Make Your Movie

Having  defined who you are as a business, next take the time to think about who you want to become. If you had the ambition and drive to start an enterprise, you probably don’t want to stay as you are. You want to grow (in financial success and mission success) and become more valuable to your audience and customers.

If you were a little discouraged after your exercise in defining who you are, try to let that go. If you did that right, you probably realized you’re not as good as you hoped you were. That’s OK. Entrepreneurs need to develop the habit of facing facts honestly and squarely. It’s fine to say “OK, I’m not doing as well as I wish, but I have a vision of what I want to be and I will work on getting there.”

Create Your Movie

We’ve been using words to describe our value proposition, our ideal customer, our products and services and our unique place in our industry. Words are good. Words are cheap (pixels are almost free!).
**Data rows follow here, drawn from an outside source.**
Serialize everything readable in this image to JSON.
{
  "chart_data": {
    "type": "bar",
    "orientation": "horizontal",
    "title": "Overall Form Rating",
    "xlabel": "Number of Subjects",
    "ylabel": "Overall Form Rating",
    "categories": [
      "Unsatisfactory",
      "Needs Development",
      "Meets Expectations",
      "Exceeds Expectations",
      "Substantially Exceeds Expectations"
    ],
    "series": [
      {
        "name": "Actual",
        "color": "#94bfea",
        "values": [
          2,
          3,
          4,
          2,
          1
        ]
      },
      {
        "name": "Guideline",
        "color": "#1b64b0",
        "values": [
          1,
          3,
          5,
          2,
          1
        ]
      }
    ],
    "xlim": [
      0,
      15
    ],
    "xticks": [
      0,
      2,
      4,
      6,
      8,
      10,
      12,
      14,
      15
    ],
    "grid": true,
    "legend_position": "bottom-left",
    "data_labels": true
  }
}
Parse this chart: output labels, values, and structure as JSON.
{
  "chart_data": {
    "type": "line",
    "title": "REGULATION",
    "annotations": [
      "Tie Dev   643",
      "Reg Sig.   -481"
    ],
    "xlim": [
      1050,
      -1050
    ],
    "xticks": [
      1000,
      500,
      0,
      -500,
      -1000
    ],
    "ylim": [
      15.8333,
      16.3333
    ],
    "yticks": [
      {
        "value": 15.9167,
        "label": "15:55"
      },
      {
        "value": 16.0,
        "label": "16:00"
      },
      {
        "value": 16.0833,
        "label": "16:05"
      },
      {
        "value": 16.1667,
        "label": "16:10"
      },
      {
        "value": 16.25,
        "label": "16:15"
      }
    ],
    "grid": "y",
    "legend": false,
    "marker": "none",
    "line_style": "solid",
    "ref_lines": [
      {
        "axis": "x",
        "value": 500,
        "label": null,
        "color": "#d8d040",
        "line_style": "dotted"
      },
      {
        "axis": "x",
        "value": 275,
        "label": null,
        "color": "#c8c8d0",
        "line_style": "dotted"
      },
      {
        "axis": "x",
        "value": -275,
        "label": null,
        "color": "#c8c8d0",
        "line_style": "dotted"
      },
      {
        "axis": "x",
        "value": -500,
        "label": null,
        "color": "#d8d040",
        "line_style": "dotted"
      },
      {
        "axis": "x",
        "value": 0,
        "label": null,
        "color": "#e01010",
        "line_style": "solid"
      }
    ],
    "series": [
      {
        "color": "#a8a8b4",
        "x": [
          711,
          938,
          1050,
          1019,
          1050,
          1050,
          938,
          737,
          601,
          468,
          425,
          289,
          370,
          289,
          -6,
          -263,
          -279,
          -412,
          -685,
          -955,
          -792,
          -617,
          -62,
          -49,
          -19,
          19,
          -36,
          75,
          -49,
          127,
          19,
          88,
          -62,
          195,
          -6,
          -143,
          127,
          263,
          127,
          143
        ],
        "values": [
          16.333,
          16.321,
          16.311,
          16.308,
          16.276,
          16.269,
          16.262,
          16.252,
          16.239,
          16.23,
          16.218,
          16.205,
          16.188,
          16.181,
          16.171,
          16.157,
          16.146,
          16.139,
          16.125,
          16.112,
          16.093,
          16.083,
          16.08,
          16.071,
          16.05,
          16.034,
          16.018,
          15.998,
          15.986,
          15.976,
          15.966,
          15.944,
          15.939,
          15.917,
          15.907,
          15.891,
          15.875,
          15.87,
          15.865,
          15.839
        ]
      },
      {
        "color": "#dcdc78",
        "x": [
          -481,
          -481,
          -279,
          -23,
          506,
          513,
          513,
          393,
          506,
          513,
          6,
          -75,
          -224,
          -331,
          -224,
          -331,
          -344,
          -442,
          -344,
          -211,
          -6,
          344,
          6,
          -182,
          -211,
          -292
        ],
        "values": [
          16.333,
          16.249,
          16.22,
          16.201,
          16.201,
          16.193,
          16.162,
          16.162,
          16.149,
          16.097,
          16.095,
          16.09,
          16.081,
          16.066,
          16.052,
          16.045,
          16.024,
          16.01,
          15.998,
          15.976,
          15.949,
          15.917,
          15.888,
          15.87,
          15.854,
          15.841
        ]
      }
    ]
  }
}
Words, as good as they are, don’t paint a picture as effectively as sight, sound and emotion. We have video for that.

I stumbled upon this truth years ago when I came across a video created by Corning Glass–the company that likely makes the glass on your mobile phone and tablet. The video is called “A Day Made of Glass”. Go ahead and take five minutes and watch it. I’ll wait.

If you’re like me (and maybe you’re not) the appeal of this video is that you visualize yourself being able to use all the great innovation displayed here  and perhaps wishing you could have it now! That’s what you want your potential customers to be able to see and experience.

The Magic of Showing

Whatever you want your business to become, it’s much more effective to show it rather than just talk about it.  So, suppose you had the budget (which you may not, more about that later) to create your own video showing what you plan to become, what would it look like?
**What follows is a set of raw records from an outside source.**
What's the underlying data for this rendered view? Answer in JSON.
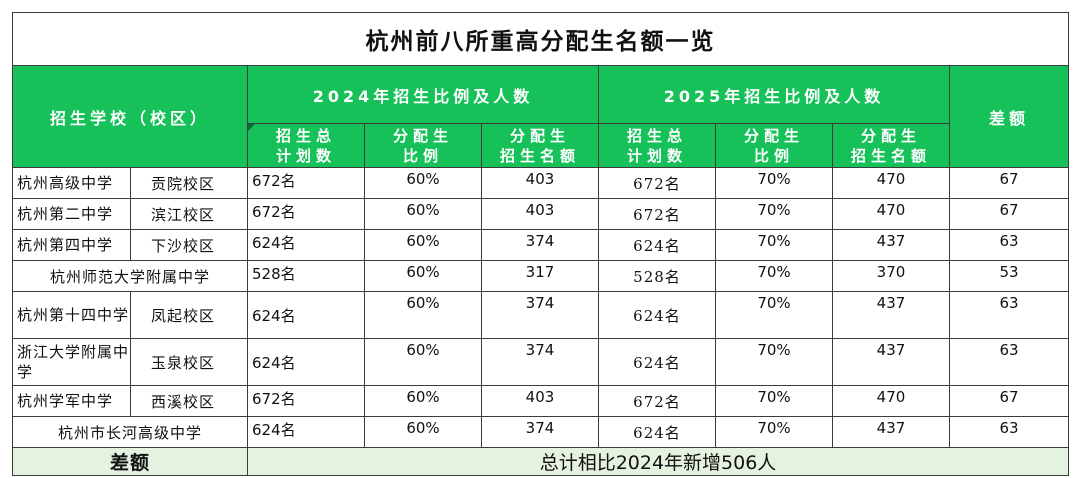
{
  "title": "杭州前八所重高分配生名额一览",
  "headers": {
    "school": "招生学校（校区）",
    "y2024": "2024年招生比例及人数",
    "y2025": "2025年招生比例及人数",
    "diff": "差额",
    "sub": [
      {
        "l1": "招生总",
        "l2": "计划数"
      },
      {
        "l1": "分配生",
        "l2": "比例"
      },
      {
        "l1": "分配生",
        "l2": "招生名额"
      },
      {
        "l1": "招生总",
        "l2": "计划数"
      },
      {
        "l1": "分配生",
        "l2": "比例"
      },
      {
        "l1": "分配生",
        "l2": "招生名额"
      }
    ]
  },
  "rows": [
    {
      "school": "杭州高级中学",
      "campus": "贡院校区",
      "plan24": "672名",
      "ratio24": "60%",
      "quota24": "403",
      "plan25": "672名",
      "ratio25": "70%",
      "quota25": "470",
      "diff": "67"
    },
    {
      "school": "杭州第二中学",
      "campus": "滨江校区",
      "plan24": "672名",
      "ratio24": "60%",
      "quota24": "403",
      "plan25": "672名",
      "ratio25": "70%",
      "quota25": "470",
      "diff": "67"
    },
    {
      "school": "杭州第四中学",
      "campus": "下沙校区",
      "plan24": "624名",
      "ratio24": "60%",
      "quota24": "374",
      "plan25": "624名",
      "ratio25": "70%",
      "quota25": "437",
      "diff": "63"
    },
    {
      "school": "杭州师范大学附属中学",
      "campus": "",
      "plan24": "528名",
      "ratio24": "60%",
      "quota24": "317",
      "plan25": "528名",
      "ratio25": "70%",
      "quota25": "370",
      "diff": "53"
    },
    {
      "school": "杭州第十四中学",
      "campus": "凤起校区",
      "plan24": "624名",
      "ratio24": "60%",
      "quota24": "374",
      "plan25": "624名",
      "ratio25": "70%",
      "quota25": "437",
      "diff": "63"
    },
    {
      "school": "浙江大学附属中学",
      "campus": "玉泉校区",
      "plan24": "624名",
      "ratio24": "60%",
      "quota24": "374",
      "plan25": "624名",
      "ratio25": "70%",
      "quota25": "437",
      "diff": "63"
    },
    {
      "school": "杭州学军中学",
      "campus": "西溪校区",
      "plan24": "672名",
      "ratio24": "60%",
      "quota24": "403",
      "plan25": "672名",
      "ratio25": "70%",
      "quota25": "470",
      "diff": "67"
    },
    {
      "school": "杭州市长河高级中学",
      "campus": "",
      "plan24": "624名",
      "ratio24": "60%",
      "quota24": "374",
      "plan25": "624名",
      "ratio25": "70%",
      "quota25": "437",
      "diff": "63"
    }
  ],
  "footer": {
    "label": "差额",
    "total": "总计相比2024年新增506人"
  }
}
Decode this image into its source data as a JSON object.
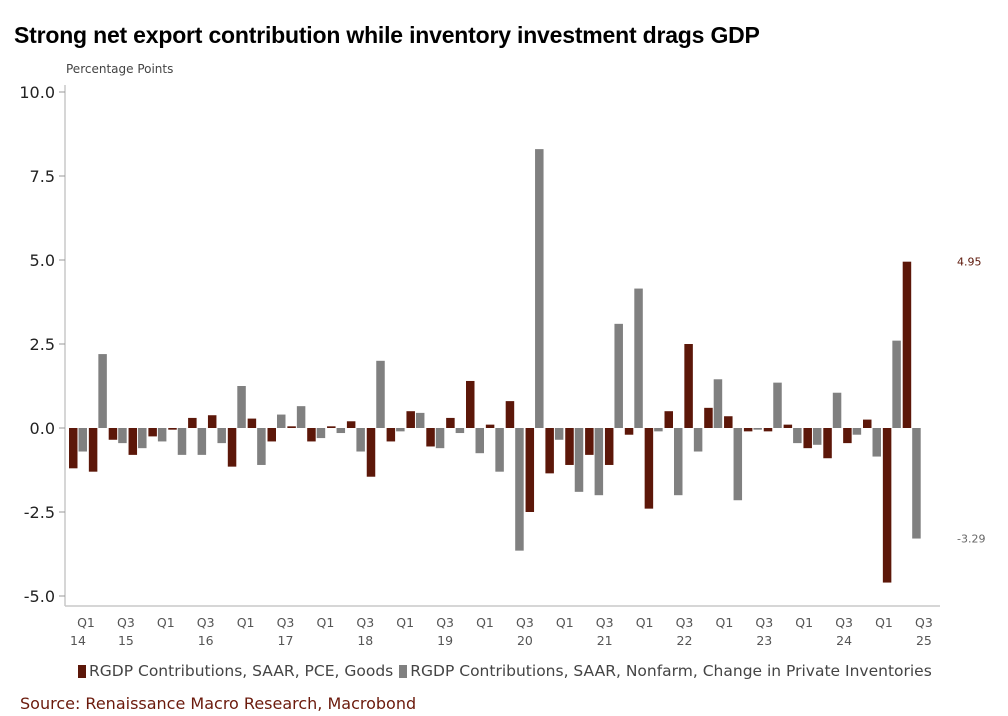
{
  "chart_data": {
    "type": "bar",
    "title": "Strong net export contribution while inventory investment drags GDP",
    "ylabel": "Percentage Points",
    "xlabel": "",
    "ylim": [
      -5.0,
      10.0
    ],
    "yticks": [
      "10.0",
      "7.5",
      "5.0",
      "2.5",
      "0.0",
      "-2.5",
      "-5.0"
    ],
    "ytick_values": [
      10,
      7.5,
      5,
      2.5,
      0,
      -2.5,
      -5
    ],
    "x_tick_labels": [
      {
        "q": "Q1",
        "y": "14"
      },
      {
        "q": "Q3",
        "y": "15"
      },
      {
        "q": "Q1",
        "y": ""
      },
      {
        "q": "Q3",
        "y": "16"
      },
      {
        "q": "Q1",
        "y": ""
      },
      {
        "q": "Q3",
        "y": "17"
      },
      {
        "q": "Q1",
        "y": ""
      },
      {
        "q": "Q3",
        "y": "18"
      },
      {
        "q": "Q1",
        "y": ""
      },
      {
        "q": "Q3",
        "y": "19"
      },
      {
        "q": "Q1",
        "y": ""
      },
      {
        "q": "Q3",
        "y": "20"
      },
      {
        "q": "Q1",
        "y": ""
      },
      {
        "q": "Q3",
        "y": "21"
      },
      {
        "q": "Q1",
        "y": ""
      },
      {
        "q": "Q3",
        "y": "22"
      },
      {
        "q": "Q1",
        "y": ""
      },
      {
        "q": "Q3",
        "y": "23"
      },
      {
        "q": "Q1",
        "y": ""
      },
      {
        "q": "Q3",
        "y": "24"
      },
      {
        "q": "Q1",
        "y": ""
      },
      {
        "q": "Q3",
        "y": "25"
      }
    ],
    "series": [
      {
        "name": "RGDP Contributions, SAAR, PCE, Goods",
        "color": "#5c1709",
        "values": [
          -1.2,
          -1.3,
          -0.35,
          -0.8,
          -0.25,
          -0.05,
          0.3,
          0.38,
          -1.15,
          0.28,
          -0.4,
          0.05,
          -0.4,
          0.05,
          0.2,
          -1.45,
          -0.4,
          0.5,
          -0.55,
          0.3,
          1.4,
          0.1,
          0.8,
          -2.5,
          -1.35,
          -1.1,
          -0.8,
          -1.1,
          -0.2,
          -2.4,
          0.5,
          2.5,
          0.6,
          0.35,
          -0.1,
          -0.1,
          0.1,
          -0.6,
          -0.9,
          -0.45,
          0.25,
          -4.6,
          4.95
        ]
      },
      {
        "name": "RGDP Contributions, SAAR, Nonfarm, Change in Private Inventories",
        "color": "#808080",
        "values": [
          -0.7,
          2.2,
          -0.45,
          -0.6,
          -0.4,
          -0.8,
          -0.8,
          -0.45,
          1.25,
          -1.1,
          0.4,
          0.65,
          -0.3,
          -0.15,
          -0.7,
          2.0,
          -0.1,
          0.45,
          -0.6,
          -0.15,
          -0.75,
          -1.3,
          -3.65,
          8.3,
          -0.35,
          -1.9,
          -2.0,
          3.1,
          4.15,
          -0.1,
          -2.0,
          -0.7,
          1.45,
          -2.15,
          -0.05,
          1.35,
          -0.45,
          -0.5,
          1.05,
          -0.2,
          -0.85,
          2.6,
          -3.29
        ]
      }
    ],
    "annotations": [
      {
        "text": "4.95",
        "series": 0,
        "color": "#5c1709"
      },
      {
        "text": "-3.29",
        "series": 1,
        "color": "#666666"
      }
    ],
    "legend": "bottom",
    "grid": false
  },
  "source": "Source: Renaissance Macro Research, Macrobond"
}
Suppose you dream of a pharmacy that outdoes everyone in the area of customer experience, technical excellence, never-fail delivery, customer integration or innovation. What would the movie look like? If you could show your customer, or prospective customer, your dream, what would you show? That’s the aspirational vision.

Start with One

It’s easy to get carried away at this point. “I want to be the best at everything!” is a noble ambition, but even the very best companies in the world aren’t the best in every category of their industry. The best ones take the time to learn what’s most important to most of their customers, or potential customers, and focus on one or two of those things.
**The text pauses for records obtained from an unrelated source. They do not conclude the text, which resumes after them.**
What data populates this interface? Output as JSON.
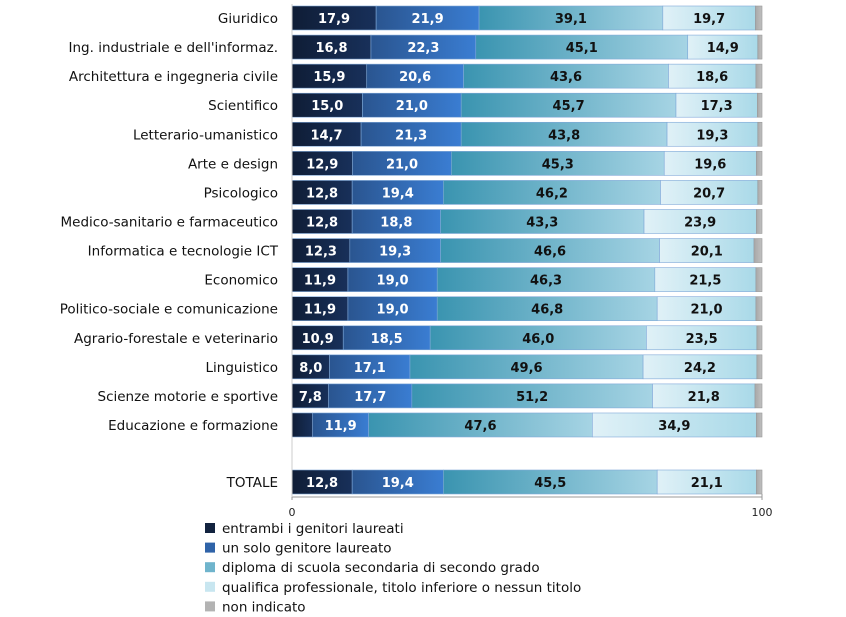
{
  "chart_data": {
    "type": "bar",
    "orientation": "horizontal",
    "stacked": true,
    "xlim": [
      0,
      100
    ],
    "x_ticks": [
      "0",
      "100"
    ],
    "legend_position": "bottom-left",
    "categories": [
      "Giuridico",
      "Ing. industriale e dell'informaz.",
      "Architettura e ingegneria civile",
      "Scientifico",
      "Letterario-umanistico",
      "Arte e design",
      "Psicologico",
      "Medico-sanitario e farmaceutico",
      "Informatica e tecnologie ICT",
      "Economico",
      "Politico-sociale e comunicazione",
      "Agrario-forestale e veterinario",
      "Linguistico",
      "Scienze motorie e sportive",
      "Educazione e formazione",
      "TOTALE"
    ],
    "series": [
      {
        "name": "entrambi i genitori laureati",
        "color": "#12233f",
        "values": [
          17.9,
          16.8,
          15.9,
          15.0,
          14.7,
          12.9,
          12.8,
          12.8,
          12.3,
          11.9,
          11.9,
          10.9,
          8.0,
          7.8,
          4.4,
          12.8
        ],
        "labels": [
          "17,9",
          "16,8",
          "15,9",
          "15,0",
          "14,7",
          "12,9",
          "12,8",
          "12,8",
          "12,3",
          "11,9",
          "11,9",
          "10,9",
          "8,0",
          "7,8",
          "",
          "12,8"
        ]
      },
      {
        "name": "un solo genitore laureato",
        "color": "#2f63a8",
        "values": [
          21.9,
          22.3,
          20.6,
          21.0,
          21.3,
          21.0,
          19.4,
          18.8,
          19.3,
          19.0,
          19.0,
          18.5,
          17.1,
          17.7,
          11.9,
          19.4
        ],
        "labels": [
          "21,9",
          "22,3",
          "20,6",
          "21,0",
          "21,3",
          "21,0",
          "19,4",
          "18,8",
          "19,3",
          "19,0",
          "19,0",
          "18,5",
          "17,1",
          "17,7",
          "11,9",
          "19,4"
        ]
      },
      {
        "name": "diploma di scuola secondaria di secondo grado",
        "color": "#6fb4cc",
        "values": [
          39.1,
          45.1,
          43.6,
          45.7,
          43.8,
          45.3,
          46.2,
          43.3,
          46.6,
          46.3,
          46.8,
          46.0,
          49.6,
          51.2,
          47.6,
          45.5
        ],
        "labels": [
          "39,1",
          "45,1",
          "43,6",
          "45,7",
          "43,8",
          "45,3",
          "46,2",
          "43,3",
          "46,6",
          "46,3",
          "46,8",
          "46,0",
          "49,6",
          "51,2",
          "47,6",
          "45,5"
        ]
      },
      {
        "name": "qualifica professionale, titolo inferiore o nessun titolo",
        "color": "#c8e6f0",
        "values": [
          19.7,
          14.9,
          18.6,
          17.3,
          19.3,
          19.6,
          20.7,
          23.9,
          20.1,
          21.5,
          21.0,
          23.5,
          24.2,
          21.8,
          34.9,
          21.1
        ],
        "labels": [
          "19,7",
          "14,9",
          "18,6",
          "17,3",
          "19,3",
          "19,6",
          "20,7",
          "23,9",
          "20,1",
          "21,5",
          "21,0",
          "23,5",
          "24,2",
          "21,8",
          "34,9",
          "21,1"
        ]
      },
      {
        "name": "non indicato",
        "color": "#b3b3b3",
        "values": [
          1.4,
          0.9,
          1.3,
          1.0,
          0.9,
          1.2,
          0.9,
          1.2,
          1.7,
          1.3,
          1.3,
          1.1,
          1.1,
          1.5,
          1.2,
          1.2
        ],
        "labels": [
          "",
          "",
          "",
          "",
          "",
          "",
          "",
          "",
          "",
          "",
          "",
          "",
          "",
          "",
          "",
          ""
        ]
      }
    ]
  }
}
In talking with prospective customers, you may find that nursing home administrators get stomach cramps when their annual survey comes due and they hope and pray that their pharmacy won’t let them down (again). Or, perhaps the Directors of Nursing feel like every conversation with pharmacy is like going to battle.

The key is to find out what’s important to your market and resolve to become the standout performer in that area. There are wonderful tools available to do that, including automated survey tools, web forms and solicited feedback. We’ll cover these tools in a future article, but also think about just talking with your customers (and future customers) about what one thing they would like to see their pharmacy do better. Just one thing! You may be surprised to find what they think.

Make Your Movie

This doesn’t have to be an actual video (but it’s best if it is). Try making a story board. This is a tool used by movie and video producers to outline a story. There is free storyboard software available along with tutorials on how to use it. We will do a video on how to use one of the products in a future edition. Take a look at Storyboard That, or Cartoon Brew

When you build a storyboard you can help put your dream in a visual format you can transmit to your staff, your advisers, your friends and eventually your customers.

Most important, you will begin to build the video in your mind and you can measure what you’re doing against the video that plays in your head.